DROMIO (SYRACUSE): Ay, sir, and wherefore, for they
say every why hath a wherefore.
— Act II, sc ii, 42-43
DROMIO (EPHESUS):
Say what you will, sir, but I know what I know.
That you beat me at the mart I have your hand to
show;
If the skin were parchment and the blows you gave
were ink,
Your own handwriting would tell you what I think.
ANTIPHOLUS OF EPHESUS:
I think thou art an ass.
— Act III, sc i, 11-15
Again, you literally cannot fuck that up. You could read it monotone and an audience would laugh.
LUCIANA:
Why call you me “love”? Call my sister so.
ANTIPHOLUS (SYRACUSE):
Thy sister’s sister.
LUCIANA:
That’s my sister.
ANTIPHOLUS (SYRACUSE):
No
— Act III, sc ii, 61-64
See above editorial comment. It’s un-fuck-up-able.

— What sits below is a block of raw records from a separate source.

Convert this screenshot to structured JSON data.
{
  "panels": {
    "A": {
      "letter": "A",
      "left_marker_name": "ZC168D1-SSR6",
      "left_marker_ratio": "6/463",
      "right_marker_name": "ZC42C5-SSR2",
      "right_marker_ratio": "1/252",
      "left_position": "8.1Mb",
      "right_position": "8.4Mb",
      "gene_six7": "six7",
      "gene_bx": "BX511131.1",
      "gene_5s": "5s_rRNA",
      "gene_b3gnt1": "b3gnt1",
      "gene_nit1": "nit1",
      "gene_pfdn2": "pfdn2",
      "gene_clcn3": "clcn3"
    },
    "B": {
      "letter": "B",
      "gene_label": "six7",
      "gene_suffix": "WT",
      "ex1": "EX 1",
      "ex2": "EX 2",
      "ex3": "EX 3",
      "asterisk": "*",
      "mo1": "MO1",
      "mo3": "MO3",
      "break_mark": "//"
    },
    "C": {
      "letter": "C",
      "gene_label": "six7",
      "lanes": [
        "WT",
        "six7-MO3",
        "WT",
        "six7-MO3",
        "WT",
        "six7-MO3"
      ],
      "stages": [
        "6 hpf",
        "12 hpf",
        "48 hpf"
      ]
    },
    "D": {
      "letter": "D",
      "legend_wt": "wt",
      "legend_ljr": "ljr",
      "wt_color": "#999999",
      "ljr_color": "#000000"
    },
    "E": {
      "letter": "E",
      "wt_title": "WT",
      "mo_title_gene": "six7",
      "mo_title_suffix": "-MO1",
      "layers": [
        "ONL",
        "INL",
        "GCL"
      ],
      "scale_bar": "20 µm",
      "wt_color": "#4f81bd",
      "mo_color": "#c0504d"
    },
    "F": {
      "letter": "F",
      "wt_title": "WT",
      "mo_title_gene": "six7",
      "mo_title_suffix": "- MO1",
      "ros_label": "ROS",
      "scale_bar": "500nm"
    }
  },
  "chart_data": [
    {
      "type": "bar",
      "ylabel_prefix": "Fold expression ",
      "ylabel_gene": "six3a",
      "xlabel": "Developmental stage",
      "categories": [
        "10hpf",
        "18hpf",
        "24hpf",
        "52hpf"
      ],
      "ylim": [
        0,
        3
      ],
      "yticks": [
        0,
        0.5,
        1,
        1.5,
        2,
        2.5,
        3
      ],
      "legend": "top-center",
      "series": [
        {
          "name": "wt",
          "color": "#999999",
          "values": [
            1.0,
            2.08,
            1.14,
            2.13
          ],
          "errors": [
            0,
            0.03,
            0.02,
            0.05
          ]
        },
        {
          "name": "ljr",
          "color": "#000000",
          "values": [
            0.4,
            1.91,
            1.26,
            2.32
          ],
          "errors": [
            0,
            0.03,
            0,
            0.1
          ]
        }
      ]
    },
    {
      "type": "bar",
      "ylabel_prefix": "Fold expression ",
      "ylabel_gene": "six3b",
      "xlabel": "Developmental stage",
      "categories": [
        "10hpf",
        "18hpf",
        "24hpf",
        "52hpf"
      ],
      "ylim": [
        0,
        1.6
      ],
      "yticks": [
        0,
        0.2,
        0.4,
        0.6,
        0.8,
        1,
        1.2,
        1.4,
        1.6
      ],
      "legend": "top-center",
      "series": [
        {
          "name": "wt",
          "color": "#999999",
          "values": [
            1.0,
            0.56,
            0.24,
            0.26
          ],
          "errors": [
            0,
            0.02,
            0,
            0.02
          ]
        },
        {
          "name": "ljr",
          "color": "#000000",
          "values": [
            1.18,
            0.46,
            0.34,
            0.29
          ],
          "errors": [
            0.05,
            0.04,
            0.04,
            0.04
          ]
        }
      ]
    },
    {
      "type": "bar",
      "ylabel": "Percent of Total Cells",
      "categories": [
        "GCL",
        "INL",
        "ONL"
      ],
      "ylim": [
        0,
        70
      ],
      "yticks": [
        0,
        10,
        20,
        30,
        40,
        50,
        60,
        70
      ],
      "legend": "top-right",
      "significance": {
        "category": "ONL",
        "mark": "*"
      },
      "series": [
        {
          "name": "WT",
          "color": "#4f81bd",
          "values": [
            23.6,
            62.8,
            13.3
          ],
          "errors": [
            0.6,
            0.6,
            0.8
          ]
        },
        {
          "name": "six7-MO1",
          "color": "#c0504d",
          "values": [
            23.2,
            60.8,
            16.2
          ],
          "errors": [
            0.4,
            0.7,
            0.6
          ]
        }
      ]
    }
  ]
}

I warrant her rags and the tallow in them will burn a Poland winter. If she lives till doomsday, she’ll burn a week longer than the whole world.
— DROMIO (SYRACUSE), Act III, sc ii, 98-100
Time is a very bankrout and owes more than he’s worth to season.
Nay, he’s a thief too. Have you not heard men say
That time comes stealing on by night and day?
If he be in debt and theft, and a sergeant in the way,
Hath he not reason to turn back an hour in a day?
— DROMIO (SYRACUSE), Act IV, sc ii, 58-62
It is written they appear to men like angels of light. Light is an effect of fire, and fire will burn: ergo, light wenches will burn.